Once upon a time the possibility of developing port activities on some of the islands was considered, but never came to pass. Other projects were studied, for example a nature interpretation centre, but in 2006, the MPA decided to develop a wildlife habitat restoration project largely aimed at restoring fish habitat. This plan was submitted to Fisheries and Oceans Canada for approval.

 

Fish habitat rehabilitation

From the outset of its management, the MPA has focused on fish habitat rehabilitation.

When it first acquired the islands, they were occupied by farmers and frequented by hunters who came ashore to hunt deer. Some had even built little chalets! Since then, the islands have been closed to hunting and growing corn.

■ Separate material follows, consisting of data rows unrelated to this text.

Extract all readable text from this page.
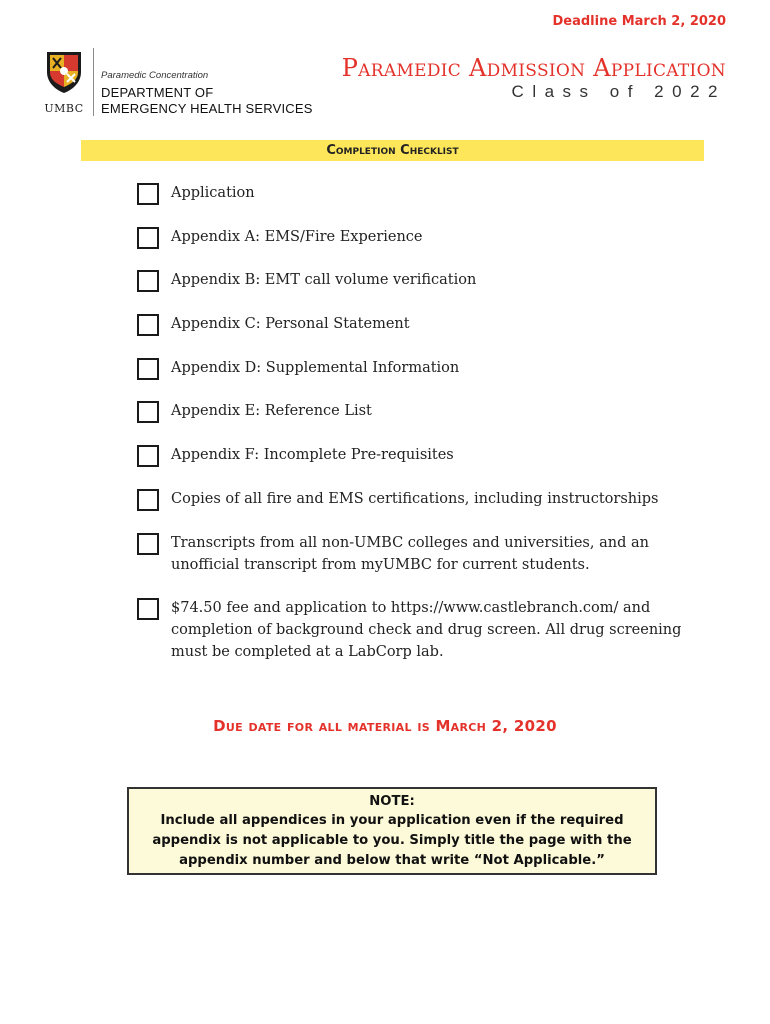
Deadline March 2, 2020
UMBC
Paramedic Concentration
DEPARTMENT OF
EMERGENCY HEALTH SERVICES
Paramedic Admission Application
Class of 2022
Completion Checklist
Application
Appendix A: EMS/Fire Experience
Appendix B: EMT call volume verification
Appendix C: Personal Statement
Appendix D: Supplemental Information
Appendix E: Reference List
Appendix F: Incomplete Pre-requisites
Copies of all fire and EMS certifications, including instructorships
Transcripts from all non-UMBC colleges and universities, and an unofficial transcript from myUMBC for current students.
$74.50 fee and application to https://www.castlebranch.com/ and completion of background check and drug screen. All drug screening must be completed at a LabCorp lab.
Due date for all material is March 2, 2020
NOTE:
Include all appendices in your application even if the required appendix is not applicable to you. Simply title the page with the appendix number and below that write “Not Applicable.”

In 2008, an intensive fish habitat rehabilitation program was launched on the Tailhandler tidal flats and the Dufault, Lafontaine, Montbrun and Tourte Blanche islands. Before that, the aquatic channels that ensured the free movement of fish was getting blocked over the years by the construction of access roads between the islands to move farm equipment. This also made the islands prone to invasive plants. The extensive rehabilitation project, carried out in three phases between 2008 and 2012 over more than 28 hectares, made it possible to reopen the old channels, plant aquatic plants, remove invasive plants and create spawning grounds and woodlands. This project helped improve the reproduction of pike, sucker, catfish, rock bass, yellow perch and many other species of fish, and also provided a habitat for many migratory birds. From the end of the project until 2018, the efficiency of the facilities and the quality of the habitats have been regularly monitored by the MPA.

 

A National Wildlife Area

In 2019, the MPA and Environment and Climate Change Canada (ECCC) agreed to work together to have eight of these islands designated as a National Wildlife Area (NWA) to give them legal status for biodiversity protection. The process of creating an NWA may take a few years. Pre-consultations in which the MPA is involved began in 2020, notably with First Nations communities. Wildlife and plant inventories are underway and will be followed by a study of the archaeological potential and future inventories.

The total surface area of the islands managed by the MPA is over 150 hectares and they are home to over 200 species of birds.